See also: VIDEO: Flood-hit livestock farmer speaks out

But the charity has strongly denied it has done anything wrong. Instead it has blamed a combination of torrential rain and arable farmers further upstream for “non-stop” drainage of their farmland.

Mr Moore, who manages Otmoor Farm, Horton-cum-Studley, hit the headlines last month after more than 90% of his farm was flooded out following record-breaking rainfall.

He said: “I went out to my fields last Thursday night (27 February) and saw the water pooling out, straight down on to them. The ditches were overflowing and all the fields were flooded again.

“We had a lot of rain and then we have to cope with all that extra water.

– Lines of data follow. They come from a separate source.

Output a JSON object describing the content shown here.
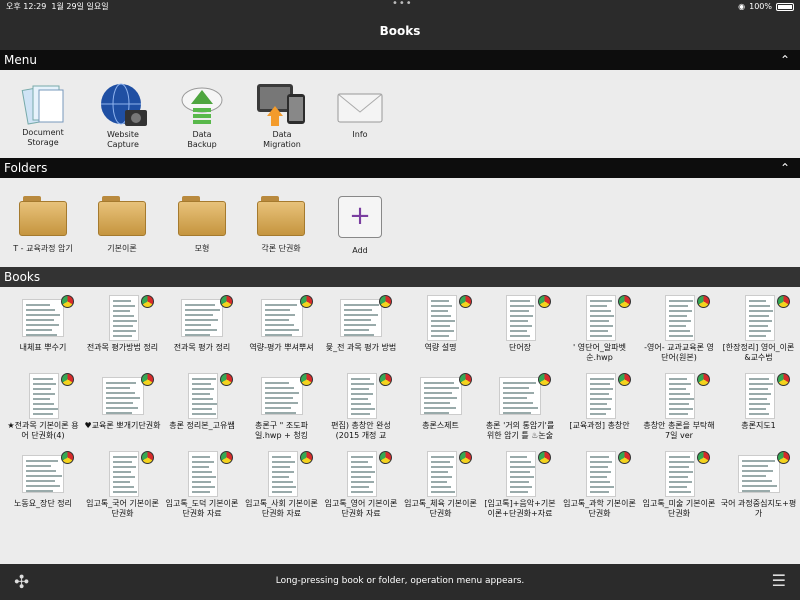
{
  "status": {
    "time": "오후 12:29",
    "date": "1월 29일 일요일",
    "battery": "100%"
  },
  "nav": {
    "title": "Books"
  },
  "sections": {
    "menu": "Menu",
    "folders": "Folders",
    "books": "Books"
  },
  "menu": [
    {
      "label": "Document\nStorage",
      "icon": "documents-icon"
    },
    {
      "label": "Website\nCapture",
      "icon": "globe-camera-icon"
    },
    {
      "label": "Data\nBackup",
      "icon": "cloud-upload-icon"
    },
    {
      "label": "Data\nMigration",
      "icon": "devices-migration-icon"
    },
    {
      "label": "Info",
      "icon": "envelope-icon"
    }
  ],
  "folders": [
    {
      "label": "T - 교육과정 암기"
    },
    {
      "label": "기본이론"
    },
    {
      "label": "모형"
    },
    {
      "label": "각론 단권화"
    },
    {
      "label": "Add"
    }
  ],
  "books": [
    {
      "label": "내체표 뿌수기",
      "tall": false
    },
    {
      "label": "전과목 평가방법 정리",
      "tall": true
    },
    {
      "label": "전과목 평가 정리",
      "tall": false
    },
    {
      "label": "역량-평가 뿌셔뿌셔",
      "tall": false
    },
    {
      "label": "뮻_전 과목 평가 방법",
      "tall": false
    },
    {
      "label": "역량 설명",
      "tall": true
    },
    {
      "label": "단어장",
      "tall": true
    },
    {
      "label": "' 영단어_알파벳순.hwp",
      "tall": true
    },
    {
      "label": "-영어- 교과교육론 영단어(원본)",
      "tall": true
    },
    {
      "label": "[한장정리] 영어_이론&교수법",
      "tall": true
    },
    {
      "label": "★전과목 기본이론 용어 단권화(4)",
      "tall": true
    },
    {
      "label": "♥교육론 뽀개기단권화",
      "tall": false
    },
    {
      "label": "총론 정리본_고유쌤",
      "tall": true
    },
    {
      "label": "총론구 \" 조도파일.hwp + 청킹",
      "tall": false
    },
    {
      "label": "편집) 총창안 완성 (2015 개정 교",
      "tall": true
    },
    {
      "label": "총론스제트",
      "tall": false
    },
    {
      "label": "총론 '거의 통암기'를 위한 암기 틀 ♨논술",
      "tall": false
    },
    {
      "label": "[교육과정] 총창안",
      "tall": true
    },
    {
      "label": "총창안 총론을 부탁해 7일 ver",
      "tall": true
    },
    {
      "label": "총론지도1",
      "tall": true
    },
    {
      "label": "노동요_장단 정리",
      "tall": false
    },
    {
      "label": "임고톡_국어 기본이론 단권화",
      "tall": true
    },
    {
      "label": "임고톡_도덕 기본이론 단권화 자료",
      "tall": true
    },
    {
      "label": "임고톡_사회 기본이론 단권화 자료",
      "tall": true
    },
    {
      "label": "임고톡_영어 기본이론 단권화 자료",
      "tall": true
    },
    {
      "label": "임고톡_체육 기본이론 단권화",
      "tall": true
    },
    {
      "label": "[임고톡]+음악+기본이론+단권화+자료",
      "tall": true
    },
    {
      "label": "임고톡_과학 기본이론 단권화",
      "tall": true
    },
    {
      "label": "임고톡_미술 기본이론 단권화",
      "tall": true
    },
    {
      "label": "국어 과정중심지도+평가",
      "tall": false
    }
  ],
  "bottom": {
    "message": "Long-pressing book or folder, operation menu appears."
  }
}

In my opinion, if they [the RSPB] hadn’t pumped out all that water, the main ring ditch and the dykes would have coped.

“It’s a matter of using common sense, but the RSPB seem to be a law unto themselves.”

His farming neighbour’s fields of maize had also flooded, he added.

The RSPB notified the public last Tuesday (25 February) of its plans to pump water off Otmoor reserve and into the river to boost rare bird populations.

In an announcement headed “Rediscovering the grass”, the charity explained how the floods were “finally receding”, so it was time to “shift some of the water from the fields”.

Therefore, it had “dropped the sluices and turned on Greenaway’s pump to aid drainage”.

The RSPB explained the plan was to “rediscover the grass and allow it to grow” to put it in an “optimal condition for the breeding waders”.

The breeding season for nesting birds normally begins in March or early April and lasts until the end of July.

The RSPB said that during the breeding season, it would allow its fields to “draw down”, to reduce water levels continually, a few centimetres at a time until the fields were almost dry.

David Wilding, RSPB Otmoor site manager, confirmed the charity had pumped water off its fields over four days using a single drainage pump. But he did not know how much water had been drained off in this time.

However, he insisted the charity’s actions had nothing to do with Mr Moore’s fields flooding again. “We had the pump running for a few days because we were draining water out of one of our fields,” he said.

“The pump was on for four days. All the river levels were low during that point. The river was not flooded when we put the pumps on.

“Even if we had our pump running across the whole of the Otmoor basin, the water would make millimetres of difference [to river levels].”

Mr Wilding said the RSPB had sacrificed its fields just as much as everyone else in the area.

However, he shifted the blame to the torrential weather at the end of last week and cited arable farmers in the area who he claimed were pumping water off their land around the clock.

“The flooding has definitely not been caused by us. There are arable farmers who have been pumping water for the whole period,” he said.

“Legally, we could use pumps all the time if we wanted to, but we don’t. But because it’s the RSPB that owns the fields, now the finger points at us to say: ‘You cannot pump at all now’.”

In January, Farmers Weekly exclusively reported how Mr Moore’s farm had been devastated in the recent floods, with more than 90% of fields under water – up to 6ft high in places.